Le gouvernement local de Pékin a publié cette semaine de nouvelles directives pour le traitement des personnes décédées atteintes de covid. Ils doivent recevoir un certificat de décès dans les deux à trois heures et être incinérés à Pékin même. En pratique, il est actuellement très difficile d’obtenir un certificat de décès. Un croque-mort conseille au plus proche parent d’appeler les services d’urgence avec une demande d’assistance médicale et de ne signaler le décès qu’après l’arrivée de l’ambulance.

Messages de deuil

Les chiffres officiels en Chine concernant les infections à covid, les maladies graves et les décès sont moins fiables que jamais depuis la publication de la politique zéro covid. Les chiffres sont basés sur les résultats des tests PCR, mais ils sont désormais beaucoup moins administrés qu’auparavant. Les cas positifs asymptomatiques ne sont plus signalés. Les autorités sanitaires ont reconnu mercredi que les chiffres officiels n’étaient plus représentatifs. Mais les méthodes de mesure alternatives, telles que celles basées sur les eaux usées ou les échantillons, ne sont pas non plus utilisées.

Certains Chinois essaient de trouver eux-mêmes des méthodes de mesure alternatives. Par exemple, un économiste a calculé quand la vague de covid culminera dans différentes parties de la Chine, en fonction de la fréquence à laquelle « fièvre » et « ibuprofène » sont recherchés dans le moteur de recherche Baidu. Le pic aurait déjà été atteint à Pékin. D’autres constatent une augmentation du nombre de messages de deuil d’anciens employés sur les sites de Tsinghua et de l’université de Pékin, et font une extrapolation.

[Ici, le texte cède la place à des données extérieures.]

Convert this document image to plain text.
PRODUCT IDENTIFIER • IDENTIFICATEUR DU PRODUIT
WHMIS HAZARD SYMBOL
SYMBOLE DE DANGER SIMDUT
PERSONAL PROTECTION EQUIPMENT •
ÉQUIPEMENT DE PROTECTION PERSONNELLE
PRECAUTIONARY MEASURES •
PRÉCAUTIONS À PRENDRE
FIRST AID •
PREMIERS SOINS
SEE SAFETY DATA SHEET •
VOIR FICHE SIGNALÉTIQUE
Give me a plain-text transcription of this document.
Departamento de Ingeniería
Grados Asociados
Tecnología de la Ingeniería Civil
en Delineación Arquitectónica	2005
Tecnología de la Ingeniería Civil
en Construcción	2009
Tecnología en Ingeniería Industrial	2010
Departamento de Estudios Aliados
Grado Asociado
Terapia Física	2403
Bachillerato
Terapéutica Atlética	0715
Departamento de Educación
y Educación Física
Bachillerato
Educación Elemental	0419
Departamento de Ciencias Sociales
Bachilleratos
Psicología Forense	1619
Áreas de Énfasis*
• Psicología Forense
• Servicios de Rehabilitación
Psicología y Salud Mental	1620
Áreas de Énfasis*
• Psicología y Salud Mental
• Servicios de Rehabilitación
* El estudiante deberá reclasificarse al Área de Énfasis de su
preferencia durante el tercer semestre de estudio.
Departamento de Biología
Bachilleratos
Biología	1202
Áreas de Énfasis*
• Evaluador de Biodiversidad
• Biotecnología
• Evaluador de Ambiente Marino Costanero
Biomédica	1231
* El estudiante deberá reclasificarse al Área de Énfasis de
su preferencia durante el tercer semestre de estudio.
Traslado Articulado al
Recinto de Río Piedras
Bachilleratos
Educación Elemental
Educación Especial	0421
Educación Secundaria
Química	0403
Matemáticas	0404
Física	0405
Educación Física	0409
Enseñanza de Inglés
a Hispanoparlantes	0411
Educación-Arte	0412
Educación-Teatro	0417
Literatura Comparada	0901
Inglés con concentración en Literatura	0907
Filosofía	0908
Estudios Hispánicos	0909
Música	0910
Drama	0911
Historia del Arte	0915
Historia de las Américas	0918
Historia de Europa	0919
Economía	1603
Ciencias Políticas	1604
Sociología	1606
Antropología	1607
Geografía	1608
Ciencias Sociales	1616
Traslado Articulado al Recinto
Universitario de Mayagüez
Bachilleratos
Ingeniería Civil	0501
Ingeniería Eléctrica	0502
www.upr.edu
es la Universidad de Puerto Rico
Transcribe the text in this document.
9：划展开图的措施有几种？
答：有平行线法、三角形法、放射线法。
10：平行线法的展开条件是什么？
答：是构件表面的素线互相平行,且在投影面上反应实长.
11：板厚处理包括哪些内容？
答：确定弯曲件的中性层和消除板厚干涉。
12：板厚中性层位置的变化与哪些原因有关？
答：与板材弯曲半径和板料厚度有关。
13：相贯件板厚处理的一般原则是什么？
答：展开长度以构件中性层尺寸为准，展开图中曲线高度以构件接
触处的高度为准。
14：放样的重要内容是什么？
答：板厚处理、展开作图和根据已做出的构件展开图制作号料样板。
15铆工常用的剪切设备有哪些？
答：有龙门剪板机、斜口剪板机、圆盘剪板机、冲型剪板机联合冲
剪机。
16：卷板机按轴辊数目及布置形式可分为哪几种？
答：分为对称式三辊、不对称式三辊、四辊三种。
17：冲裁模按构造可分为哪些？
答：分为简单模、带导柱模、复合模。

Une augmentation des décès est inévitable lors de la sortie de la politique zéro-covid, mais la brutalité de la sortie chinoise pourrait entraîner une mortalité très élevée. L’exemple de Singapour, avec un taux de vaccination élevé et donc une faible mortalité, se traduirait par 400 000 décès en Chine. Mais un scénario de Hong Kong signifierait 1,6 million de morts. Ce dernier correspond relativement au nombre de morts covid aux Pays-Bas, mais après un an de dégâts socio-économiques sévères dus à la politique zéro covid.

Le Volkskrant a contacté la Commission de la santé de Pékin et le Bureau des affaires civiles pour obtenir des commentaires, mais a été dirigé vers des numéros de téléphone où aucune réponse n’a été donnée.